Sept. 5 update: On Sept. 1, CMS published a proposed rule that would establish mandatory staffing ratios for long-term care facilities. Specifically, facilities participating in Medicare and Medicaid would be required to provide a minimum of 0.55 hours of RN care and 2.45 hours of nursing aide care per resident per day.

CMS said the requirement would exceed existing standards in nearly all states, and about three-quarters of nursing homes would have to strengthen staffing in their facilities. Staggered implementation and exemptions would be designed to mitigate any resulting hardships for facilities in rural and underserved communities. For example, the staffing ratios would take effect three years after publication of the final rule for most facilities but five years after publication for facilities in rural areas.
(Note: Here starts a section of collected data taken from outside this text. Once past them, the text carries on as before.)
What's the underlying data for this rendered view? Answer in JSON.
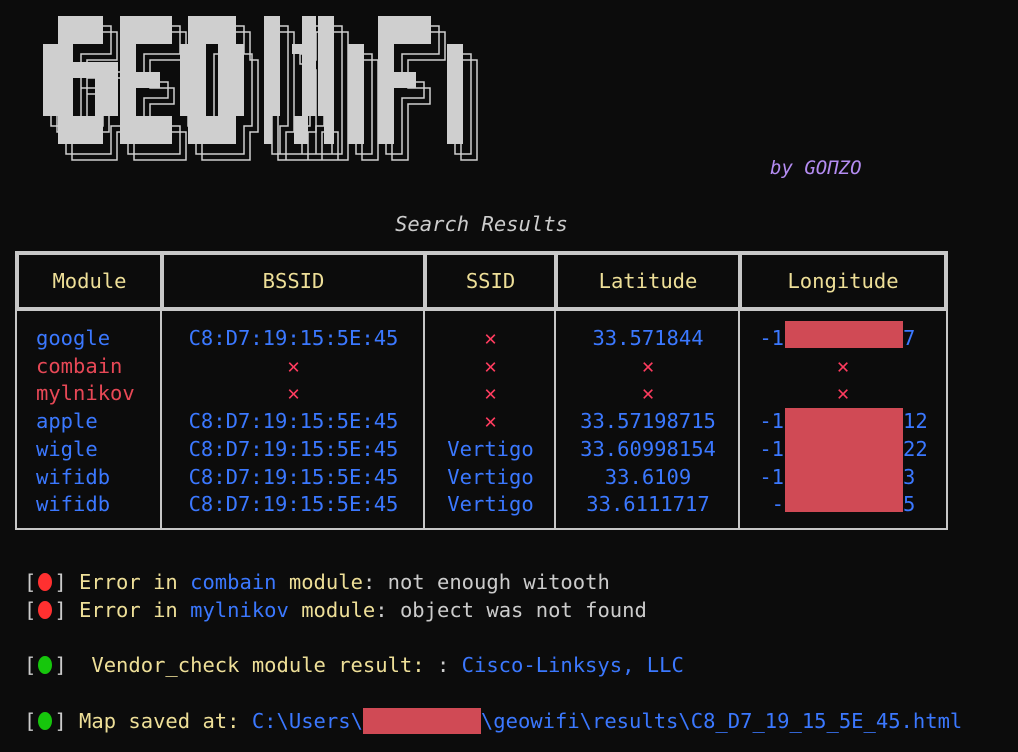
{
  "logo": {
    "text": "GEOWiFi",
    "byline": "by GOПZO"
  },
  "title": "Search Results",
  "table": {
    "headers": [
      "Module",
      "BSSID",
      "SSID",
      "Latitude",
      "Longitude"
    ],
    "rows": [
      {
        "module": "google",
        "status": "ok",
        "bssid": "C8:D7:19:15:5E:45",
        "ssid": "✕",
        "lat": "33.571844",
        "lon_prefix": "-1",
        "lon_suffix": "7"
      },
      {
        "module": "combain",
        "status": "error",
        "bssid": "✕",
        "ssid": "✕",
        "lat": "✕",
        "lon": "✕"
      },
      {
        "module": "mylnikov",
        "status": "error",
        "bssid": "✕",
        "ssid": "✕",
        "lat": "✕",
        "lon": "✕"
      },
      {
        "module": "apple",
        "status": "ok",
        "bssid": "C8:D7:19:15:5E:45",
        "ssid": "✕",
        "lat": "33.57198715",
        "lon_prefix": "-1",
        "lon_suffix": "12"
      },
      {
        "module": "wigle",
        "status": "ok",
        "bssid": "C8:D7:19:15:5E:45",
        "ssid": "Vertigo",
        "lat": "33.60998154",
        "lon_prefix": "-1",
        "lon_suffix": "22"
      },
      {
        "module": "wifidb",
        "status": "ok",
        "bssid": "C8:D7:19:15:5E:45",
        "ssid": "Vertigo",
        "lat": "33.6109",
        "lon_prefix": "-1",
        "lon_suffix": "3"
      },
      {
        "module": "wifidb",
        "status": "ok",
        "bssid": "C8:D7:19:15:5E:45",
        "ssid": "Vertigo",
        "lat": "33.6111717",
        "lon_prefix": "-",
        "lon_suffix": "5"
      }
    ]
  },
  "log": [
    {
      "status": "error",
      "prefix": "Error in ",
      "module": "combain",
      "mid": " module",
      "colon": ": ",
      "message": "not enough witooth"
    },
    {
      "status": "error",
      "prefix": "Error in ",
      "module": "mylnikov",
      "mid": " module",
      "colon": ": ",
      "message": "object was not found"
    },
    {
      "status": "success",
      "label": " Vendor_check module result: ",
      "sep": ": ",
      "value": "Cisco-Linksys, LLC"
    },
    {
      "status": "success",
      "label": "Map saved at: ",
      "path_start": "C:\\Users\\",
      "path_end": "\\geowifi\\results\\C8_D7_19_15_5E_45.html"
    }
  ],
  "colors": {
    "error": "#ff3030",
    "success": "#16c60c",
    "accent": "#3b78ff",
    "label": "#eedf98",
    "redaction": "#d04a55"
  }
}
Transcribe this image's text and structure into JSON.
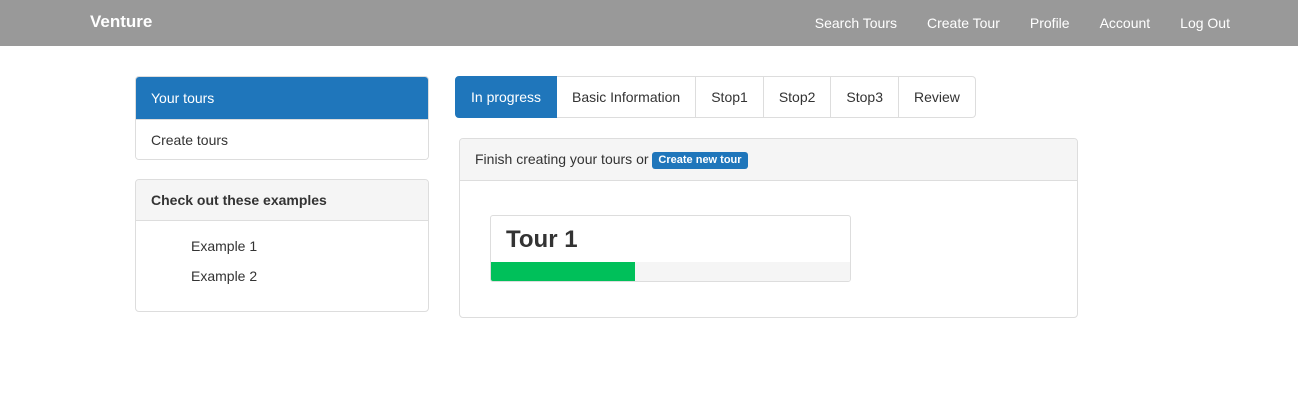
{
  "navbar": {
    "brand": "Venture",
    "links": [
      "Search Tours",
      "Create Tour",
      "Profile",
      "Account",
      "Log Out"
    ]
  },
  "sidebar": {
    "active_item": "Your tours",
    "item": "Create tours",
    "examples_heading": "Check out these examples",
    "examples": [
      "Example 1",
      "Example 2"
    ]
  },
  "tabs": [
    "In progress",
    "Basic Information",
    "Stop1",
    "Stop2",
    "Stop3",
    "Review"
  ],
  "main": {
    "heading_text": "Finish creating your tours or",
    "create_button": "Create new tour",
    "tour": {
      "title": "Tour 1",
      "progress_percent": 40
    }
  },
  "colors": {
    "navbar": "#999999",
    "primary": "#1f76bb",
    "progress": "#00c05a"
  }
}
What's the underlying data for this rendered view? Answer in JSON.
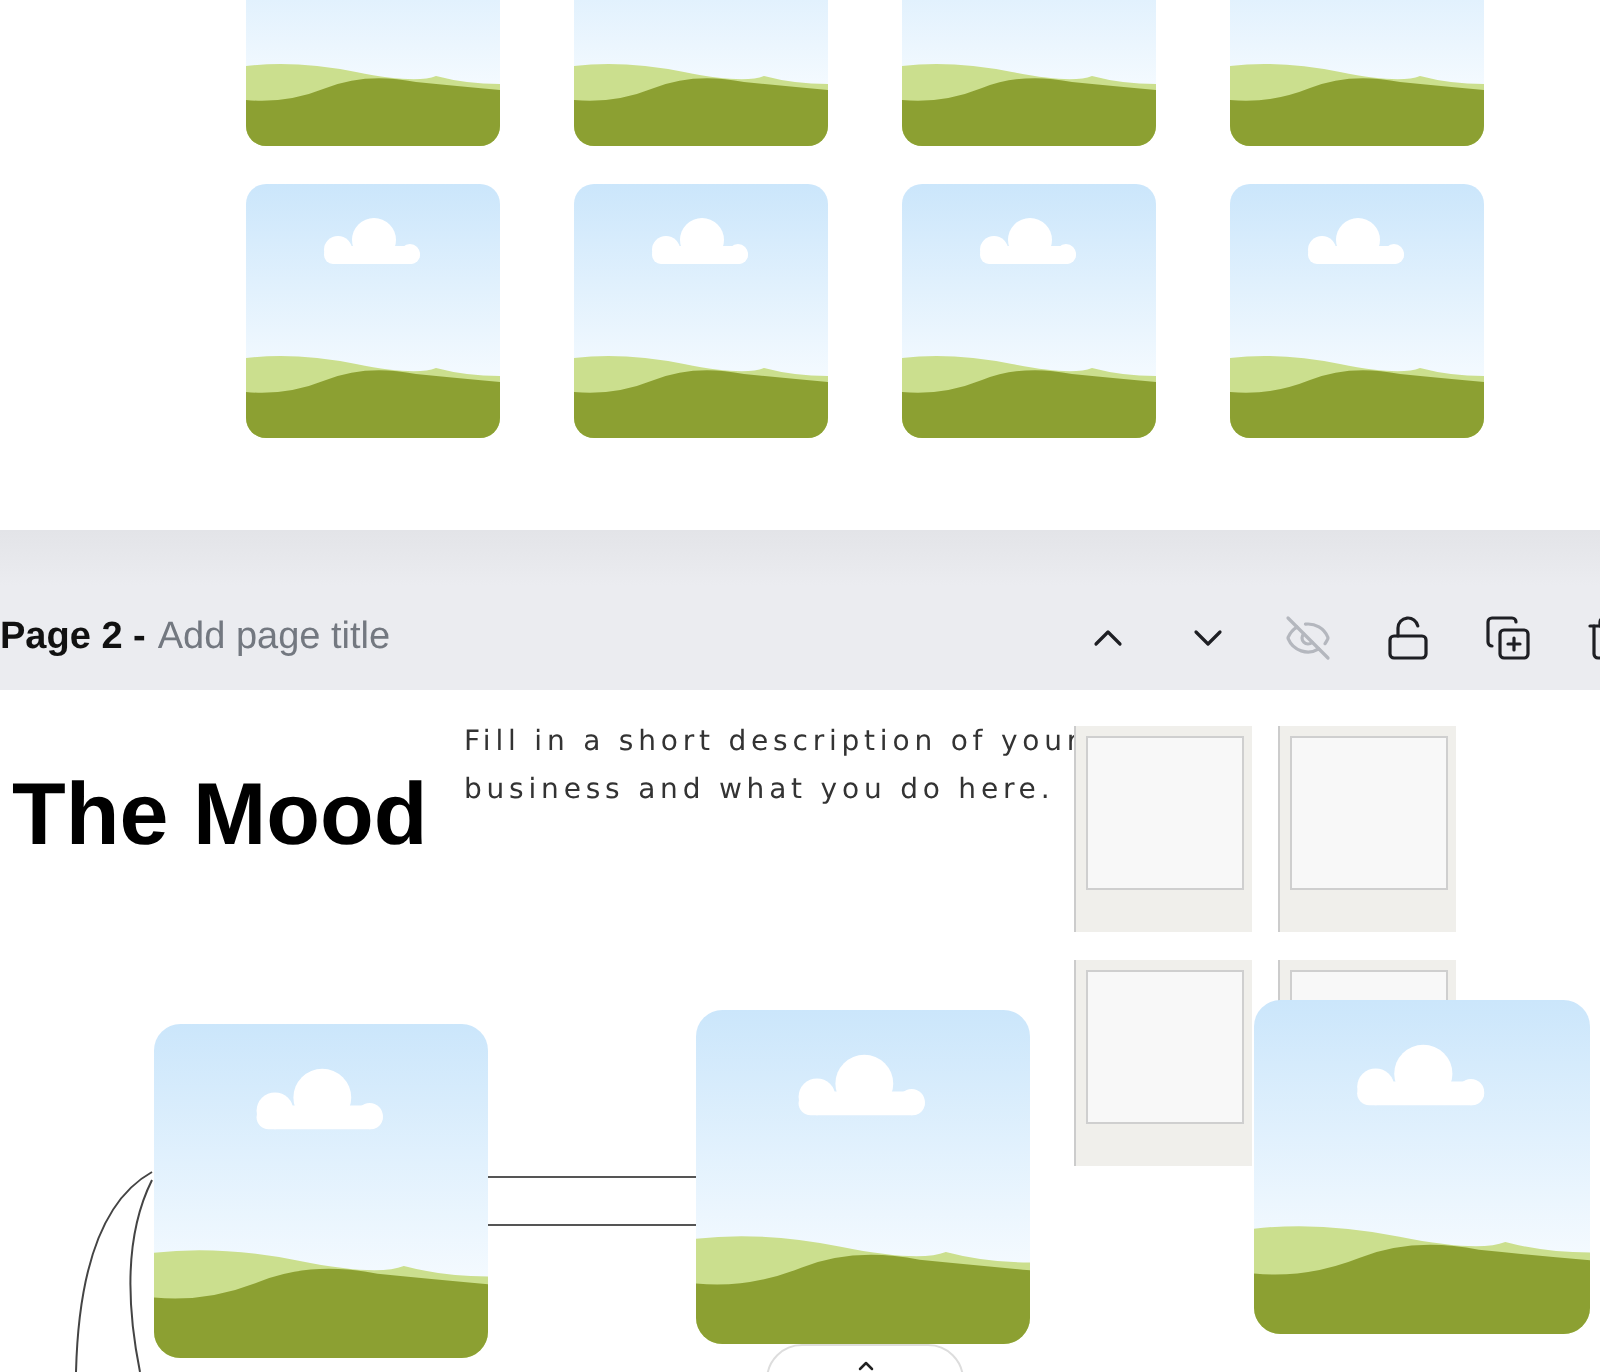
{
  "page_header": {
    "page_label": "Page 2 -",
    "title_placeholder": "Add page title",
    "actions": [
      {
        "kind": "up",
        "disabled": false
      },
      {
        "kind": "down",
        "disabled": false
      },
      {
        "kind": "hide",
        "disabled": true
      },
      {
        "kind": "unlock",
        "disabled": false
      },
      {
        "kind": "duplicate",
        "disabled": false
      },
      {
        "kind": "delete",
        "disabled": false
      }
    ]
  },
  "canvas": {
    "heading": "The Mood",
    "description": "Fill in a short description of your business and what you do here.",
    "frames": [
      {
        "kind": "frame"
      },
      {
        "kind": "frame"
      },
      {
        "kind": "frame"
      },
      {
        "kind": "frame"
      }
    ]
  }
}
Other facility requirements would include ensuring an RN is on site 24/7 and completing robust facility assessments on staffing needs. The RN requirement would be effective two years after publication of the final year, or three years for facilities in rural areas.

The American Health Care Association said in a statement that the proposal “requires nursing homes to hire tens of thousands of nurses that are simply not there. It then penalizes us and threatens to displace hundreds of thousands of residents when we can’t achieve the impossible.

What hospitals can do

In March, hfm published an Expert Reviewed article by experts with Claro Healthcare, examining how hospitals can enhance patient throughput amid ongoing operational pressures. They wrote that five daily best practices include:

  • Operations huddles
  • Patient progression rounds
  • Afternoon unit huddles
  • Real-time demand capacity huddles
  • Night-shift handoffs

“Although clinicians must take the lead, the ability to effectively address throughput challenges requires a team-based approach involving participation by the care team, operations, finance and transport,” the authors wrote.

Organizations across the care continuum are taking steps to bolster recruitment and retention and to incorporate new processes, Nelson said. At hospitals, these steps include “offering flexible scheduling and compensation, as well as investing in new models of care such as increases in virtual care and hospital at home — which expand staffing and physical bed capacity to treat patients.”